1 Chicken, cut-up or a few Breasts and Thighs. All are with bone.
1 lb Italian Sweet Sausage or Hot Sausage, or mix the dish with some of each…Make sure the butcher tells you they’re gluten free.
2 Red Bell Peppers. Seeded and cut into strips (You can use yellow, orange, red, whatever you like)
4 or 5 Medium sized Potatoes. I used Yukon Golds. In the past I’ve used 2 lg. Idaho. Peel, then cut up into 1 ½ to 2 in. cubes.
¼ cup Canola or Vegetable Oil
Juice from ½ Navel Orange
Salt & Pepper to taste
Several Fresh Parsley Leaves, minced. ( or ¼ tsp. Dried)

Directions:

Preheat oven to 350 degrees.

Wash all of the ingredients. Prepare them all before combining in the pan, since they all go into the oven at the same time.

Place the oil in the bottom of the roasting pan, and then add the orange juice and spices. Stir around to combine.

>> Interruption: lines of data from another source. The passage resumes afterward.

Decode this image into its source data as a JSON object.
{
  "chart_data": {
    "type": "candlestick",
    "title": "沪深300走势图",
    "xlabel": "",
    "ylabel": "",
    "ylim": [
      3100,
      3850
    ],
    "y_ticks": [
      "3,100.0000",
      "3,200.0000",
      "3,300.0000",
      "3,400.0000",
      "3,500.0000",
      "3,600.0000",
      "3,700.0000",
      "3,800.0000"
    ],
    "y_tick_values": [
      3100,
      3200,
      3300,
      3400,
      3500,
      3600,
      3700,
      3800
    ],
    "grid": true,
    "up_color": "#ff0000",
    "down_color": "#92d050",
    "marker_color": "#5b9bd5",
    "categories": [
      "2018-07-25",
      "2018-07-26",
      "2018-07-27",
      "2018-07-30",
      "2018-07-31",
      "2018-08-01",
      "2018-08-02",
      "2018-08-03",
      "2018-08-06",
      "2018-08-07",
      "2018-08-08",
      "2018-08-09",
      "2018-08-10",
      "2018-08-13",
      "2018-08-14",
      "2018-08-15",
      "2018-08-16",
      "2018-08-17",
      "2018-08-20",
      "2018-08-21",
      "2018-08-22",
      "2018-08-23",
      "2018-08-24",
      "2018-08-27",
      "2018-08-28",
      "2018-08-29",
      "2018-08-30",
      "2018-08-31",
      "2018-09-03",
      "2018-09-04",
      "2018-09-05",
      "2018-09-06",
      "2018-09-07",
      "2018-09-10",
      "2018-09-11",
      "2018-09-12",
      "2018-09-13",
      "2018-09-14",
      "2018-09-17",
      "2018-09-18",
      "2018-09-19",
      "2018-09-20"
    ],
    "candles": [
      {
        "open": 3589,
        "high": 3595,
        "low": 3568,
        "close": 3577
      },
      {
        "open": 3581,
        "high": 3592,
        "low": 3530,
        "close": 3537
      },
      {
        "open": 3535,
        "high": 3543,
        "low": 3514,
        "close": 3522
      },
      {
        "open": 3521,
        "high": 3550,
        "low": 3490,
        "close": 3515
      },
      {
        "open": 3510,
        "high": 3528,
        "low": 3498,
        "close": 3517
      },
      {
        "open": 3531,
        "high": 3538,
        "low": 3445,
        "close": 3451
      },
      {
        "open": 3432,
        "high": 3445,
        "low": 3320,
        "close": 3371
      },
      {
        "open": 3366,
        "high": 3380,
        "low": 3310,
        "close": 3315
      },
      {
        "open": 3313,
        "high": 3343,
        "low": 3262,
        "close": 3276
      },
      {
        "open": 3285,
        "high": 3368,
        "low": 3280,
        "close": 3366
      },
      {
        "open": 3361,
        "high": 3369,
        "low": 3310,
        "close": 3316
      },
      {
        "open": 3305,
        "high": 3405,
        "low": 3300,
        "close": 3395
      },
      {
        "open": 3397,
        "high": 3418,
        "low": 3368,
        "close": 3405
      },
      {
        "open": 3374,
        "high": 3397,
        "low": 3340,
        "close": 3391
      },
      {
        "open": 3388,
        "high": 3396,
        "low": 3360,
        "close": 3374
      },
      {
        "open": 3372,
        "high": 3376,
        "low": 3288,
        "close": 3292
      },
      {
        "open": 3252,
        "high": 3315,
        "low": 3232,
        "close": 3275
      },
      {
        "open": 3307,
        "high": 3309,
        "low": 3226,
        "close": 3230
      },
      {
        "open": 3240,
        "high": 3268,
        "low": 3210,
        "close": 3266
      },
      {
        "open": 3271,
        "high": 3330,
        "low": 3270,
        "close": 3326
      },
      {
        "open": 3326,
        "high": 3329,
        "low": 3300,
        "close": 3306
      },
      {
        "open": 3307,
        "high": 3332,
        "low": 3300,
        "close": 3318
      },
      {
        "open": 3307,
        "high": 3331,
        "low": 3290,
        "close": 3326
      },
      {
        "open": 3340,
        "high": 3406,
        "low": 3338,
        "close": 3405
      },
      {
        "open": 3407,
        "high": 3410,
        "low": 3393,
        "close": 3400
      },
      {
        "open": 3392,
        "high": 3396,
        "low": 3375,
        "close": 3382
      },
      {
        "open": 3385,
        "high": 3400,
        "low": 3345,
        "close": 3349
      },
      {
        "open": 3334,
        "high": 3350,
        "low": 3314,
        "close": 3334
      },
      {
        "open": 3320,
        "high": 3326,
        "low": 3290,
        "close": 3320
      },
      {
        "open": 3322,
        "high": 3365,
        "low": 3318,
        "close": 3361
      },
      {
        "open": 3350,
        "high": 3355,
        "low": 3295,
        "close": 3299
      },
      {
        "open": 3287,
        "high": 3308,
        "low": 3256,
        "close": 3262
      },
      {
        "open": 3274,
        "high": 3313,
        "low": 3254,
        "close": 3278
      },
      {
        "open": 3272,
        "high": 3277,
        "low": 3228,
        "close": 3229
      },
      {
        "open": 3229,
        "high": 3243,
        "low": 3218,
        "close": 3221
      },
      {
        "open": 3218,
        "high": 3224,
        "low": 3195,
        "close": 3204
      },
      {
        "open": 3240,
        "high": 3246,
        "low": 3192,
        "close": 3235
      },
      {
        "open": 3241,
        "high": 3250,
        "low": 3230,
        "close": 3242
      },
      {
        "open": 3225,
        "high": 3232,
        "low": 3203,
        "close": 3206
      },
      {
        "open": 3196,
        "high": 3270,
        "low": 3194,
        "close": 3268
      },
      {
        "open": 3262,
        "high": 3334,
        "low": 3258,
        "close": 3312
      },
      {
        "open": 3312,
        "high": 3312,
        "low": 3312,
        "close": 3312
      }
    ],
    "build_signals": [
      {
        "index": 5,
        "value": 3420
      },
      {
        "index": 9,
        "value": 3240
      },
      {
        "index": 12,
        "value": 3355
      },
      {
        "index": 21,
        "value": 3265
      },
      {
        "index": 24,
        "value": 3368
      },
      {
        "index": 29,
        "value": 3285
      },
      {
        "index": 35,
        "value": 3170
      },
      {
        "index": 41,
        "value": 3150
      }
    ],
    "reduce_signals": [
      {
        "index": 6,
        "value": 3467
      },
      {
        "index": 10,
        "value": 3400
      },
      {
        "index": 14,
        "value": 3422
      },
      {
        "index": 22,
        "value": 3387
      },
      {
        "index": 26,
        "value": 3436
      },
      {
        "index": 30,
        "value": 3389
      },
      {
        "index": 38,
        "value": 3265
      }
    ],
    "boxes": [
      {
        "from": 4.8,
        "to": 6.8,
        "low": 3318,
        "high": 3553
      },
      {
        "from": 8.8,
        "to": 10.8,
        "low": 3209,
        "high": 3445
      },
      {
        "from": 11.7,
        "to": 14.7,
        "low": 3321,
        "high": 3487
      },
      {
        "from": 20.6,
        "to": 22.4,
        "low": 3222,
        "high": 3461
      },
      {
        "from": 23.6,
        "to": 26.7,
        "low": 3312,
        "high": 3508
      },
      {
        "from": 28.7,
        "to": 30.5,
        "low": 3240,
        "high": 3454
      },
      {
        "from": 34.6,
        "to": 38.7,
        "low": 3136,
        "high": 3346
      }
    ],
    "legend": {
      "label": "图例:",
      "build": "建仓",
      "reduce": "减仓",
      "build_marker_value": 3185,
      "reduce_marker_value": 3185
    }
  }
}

Scatter the different items in the pan so that they are touching different pieces as the flavors will all meld together and give you a very flavorful finished dish. Here’s a photo of what I mean!

Raw Chicken, Sausage Pan

Place in a preheated 350 degree oven. Then watch the clock, or set a timer ( I always have to do that…seems we get into doing some other chore and forget about that thing in the oven.) After ½ hr, turn over everything gently with a large spoon or fork.
Return to oven for 20 minutes more ( Oops! Set that timer again.)
And then remove to turn over the ingredients back to their original side for some color. Leave in for another 10 to 15 min.

Done! Plate up, and enjoy with a lovely salad, and perhaps a dilly roll or slice of G-F toasted, seasoned bread!